Amber Rudd, ministre britannique de l’Intérieur, a déclaré sans vergogne que la [vente d’armes était] « bénéfique pour notre industrie » – mais ce n’est pas une raison valable pour vendre des armes offensives qui tuent des gens sans aucune discrimination. Les États-Unis ont des intérêts nationaux en matière de sécurité et d’économie dans la péninsule arabe : ils cherchent notamment à s’assurer le libre passage au détroit de Bab el-Mandeb, où passent chaque jour 4,7 millions de barils de pétrole ; ils veulent également soutenir un gouvernement à Sanaa qui coopérerait dans les luttes américaines contre le terrorisme. Ceci dit, l’implication directe des États-Unis dans ce conflit les rend complices des violations des lois de la guerre commises par la coalition. Les hauts fonctionnaires américains pourraient être tenus juridiquement responsables.
Hélas, l’administration Trump a renié sa responsabilité morale en n’usant pas de son influence considérable sur l’Arabie saoudite pour que cette dernière ouvre ses ports et fournisse l’aide et la nourriture nécessaires au Yémen afin d’éviter que des millions de personnes ne meurent de faim.
Le conflit va de mal en pis : les efforts de la communauté internationale pour faire pression sur les deux camps sont terriblement inadéquats et l’attention médiatique quasiment absente. La poursuite des combats alimentera davantage la lutte entre l’Arabie saoudite et l’Iran, et contribuera à l’émergence d’autres conflits régionaux. En outre, la perspective de trouver une solution pacifique s’annonce de plus en plus difficile et chargée d’incertitudes, dans la mesure où l’administration Trump estime que la solution réside dans une force militaire accrue. Le président américain justifie son approche belliqueuse en considérant l’Iran comme le coupable qui mène cette guerre par procuration contre les Saoudiens, bénéficiant d’une instabilité continue.
Pour toutes ces raisons, la neutralité de l’UE a permis à cette dernière de maintenir le contact avec toutes les parties au conflit. Elle est également mieux positionnée pour renforcer sa crédibilité et persuader les deux camps de conclure un cessez-le-feu et un accord de paix. Les Houthis veulent négocier avec une personne d’autorité plutôt qu’avec un médiateur, et ils refusent de discuter avec le Représentant spécial de l’ONU Ismail Ould Cheikh Ahmed, qu’ils jugent partial. Ils se méfient également des États-Unis et du Royaume-Uni, puisqu’ils sont les principaux fournisseurs d’armes de l’Arabie saoudite.

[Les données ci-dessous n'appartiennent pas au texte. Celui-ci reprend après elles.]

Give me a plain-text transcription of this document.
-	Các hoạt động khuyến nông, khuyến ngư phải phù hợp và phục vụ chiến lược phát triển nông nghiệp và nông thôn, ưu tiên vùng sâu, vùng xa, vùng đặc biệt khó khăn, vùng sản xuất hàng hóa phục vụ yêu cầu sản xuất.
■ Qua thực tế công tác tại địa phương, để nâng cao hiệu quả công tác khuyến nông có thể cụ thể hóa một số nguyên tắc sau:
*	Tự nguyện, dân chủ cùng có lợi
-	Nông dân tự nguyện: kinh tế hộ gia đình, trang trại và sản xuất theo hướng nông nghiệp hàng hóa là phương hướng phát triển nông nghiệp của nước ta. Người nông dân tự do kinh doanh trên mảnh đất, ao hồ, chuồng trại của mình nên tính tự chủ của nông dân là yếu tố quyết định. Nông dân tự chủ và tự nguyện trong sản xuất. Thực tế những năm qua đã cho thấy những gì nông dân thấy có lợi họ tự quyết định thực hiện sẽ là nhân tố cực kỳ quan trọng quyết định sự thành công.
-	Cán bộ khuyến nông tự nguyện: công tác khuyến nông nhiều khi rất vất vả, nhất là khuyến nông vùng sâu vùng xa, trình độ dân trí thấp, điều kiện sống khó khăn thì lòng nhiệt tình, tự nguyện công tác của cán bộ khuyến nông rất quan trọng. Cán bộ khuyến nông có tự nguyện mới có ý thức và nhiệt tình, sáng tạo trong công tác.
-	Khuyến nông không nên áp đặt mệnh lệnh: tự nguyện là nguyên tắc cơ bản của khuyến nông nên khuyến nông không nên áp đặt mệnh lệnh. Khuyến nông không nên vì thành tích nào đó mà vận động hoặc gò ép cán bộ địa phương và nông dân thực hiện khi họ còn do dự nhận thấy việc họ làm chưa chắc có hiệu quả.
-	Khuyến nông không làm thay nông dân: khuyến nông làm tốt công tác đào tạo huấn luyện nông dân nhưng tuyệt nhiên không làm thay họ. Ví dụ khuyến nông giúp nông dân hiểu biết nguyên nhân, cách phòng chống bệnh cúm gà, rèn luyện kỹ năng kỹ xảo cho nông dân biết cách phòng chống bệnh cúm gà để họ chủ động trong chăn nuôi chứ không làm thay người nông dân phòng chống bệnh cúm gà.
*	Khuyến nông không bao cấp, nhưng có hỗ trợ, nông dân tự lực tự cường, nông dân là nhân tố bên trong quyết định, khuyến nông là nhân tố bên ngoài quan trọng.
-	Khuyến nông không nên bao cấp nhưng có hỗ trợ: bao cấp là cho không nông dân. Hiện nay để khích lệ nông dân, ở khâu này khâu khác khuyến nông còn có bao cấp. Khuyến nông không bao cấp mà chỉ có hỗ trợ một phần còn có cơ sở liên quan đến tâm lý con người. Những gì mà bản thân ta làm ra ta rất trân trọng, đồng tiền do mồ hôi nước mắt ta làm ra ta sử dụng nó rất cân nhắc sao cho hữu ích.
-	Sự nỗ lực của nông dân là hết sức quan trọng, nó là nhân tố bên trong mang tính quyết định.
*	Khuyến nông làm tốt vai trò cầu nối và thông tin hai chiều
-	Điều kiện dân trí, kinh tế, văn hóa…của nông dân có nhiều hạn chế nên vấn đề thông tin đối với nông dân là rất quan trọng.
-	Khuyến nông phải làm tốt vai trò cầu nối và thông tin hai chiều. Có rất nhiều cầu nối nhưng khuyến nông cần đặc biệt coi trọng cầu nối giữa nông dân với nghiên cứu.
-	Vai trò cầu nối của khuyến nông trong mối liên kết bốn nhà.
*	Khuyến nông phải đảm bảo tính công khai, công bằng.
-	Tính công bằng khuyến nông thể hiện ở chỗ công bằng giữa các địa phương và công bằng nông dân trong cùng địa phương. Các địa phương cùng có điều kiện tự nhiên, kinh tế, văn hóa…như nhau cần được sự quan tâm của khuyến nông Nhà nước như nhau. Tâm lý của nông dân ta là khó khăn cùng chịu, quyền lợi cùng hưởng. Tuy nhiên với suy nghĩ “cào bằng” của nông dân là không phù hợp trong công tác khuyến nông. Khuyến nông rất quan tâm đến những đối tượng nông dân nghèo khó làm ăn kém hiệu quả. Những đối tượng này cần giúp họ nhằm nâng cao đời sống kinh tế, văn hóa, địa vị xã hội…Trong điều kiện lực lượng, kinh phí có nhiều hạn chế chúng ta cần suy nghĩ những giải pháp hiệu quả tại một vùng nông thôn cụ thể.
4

La France et la Grande-Bretagne soutiennent la campagne militaire, mais l’UE peut les convaincre d’introduire une résolution du CSNU axée, premièrement, sur l’obtention d’un cessez-le-feu, deuxièmement, sur la résolution de la crise humanitaire, et troisièmement, sur une solution permanente qui tiendrait pleinement compte des intérêts des Houthis. Pour reprendre les termes de Gandhi : « Les trois quarts de la misère et de l’incompréhension dans le monde disparaîtront si nous nous mettons dans les souliers de notre adversaire pour comprendre son point de vue. »
Le conflit au Yémen ne peut se résoudre qu’au travers d’une solution politique, car aucune solution obtenue par la force ne peut survivre. L’administration Trump doit tirer des leçons des conflits violents et insolubles en Irak et en Syrie, qui n’ont pas pu être résolus par des moyens militaires. Pour régler ce conflit au Yémen, les États-Unis doivent unir leurs efforts avec ceux de l’UE pour atteindre un accord de paix et mettre un terme à cette tragédie inadmissible que vivent des millions d’innocents.
Il suffit de regarder dans les yeux d’un enfant malade, affamé et déshydraté, dont le cœur est sur le point de s’arrêter. Multiplions cette image par des dizaines de milliers et demandons-nous pourquoi nous avons échoué ? Nous avons échoué parce que cela fait bien longtemps que nous avons perdu notre boussole morale et nos idéaux humanistes.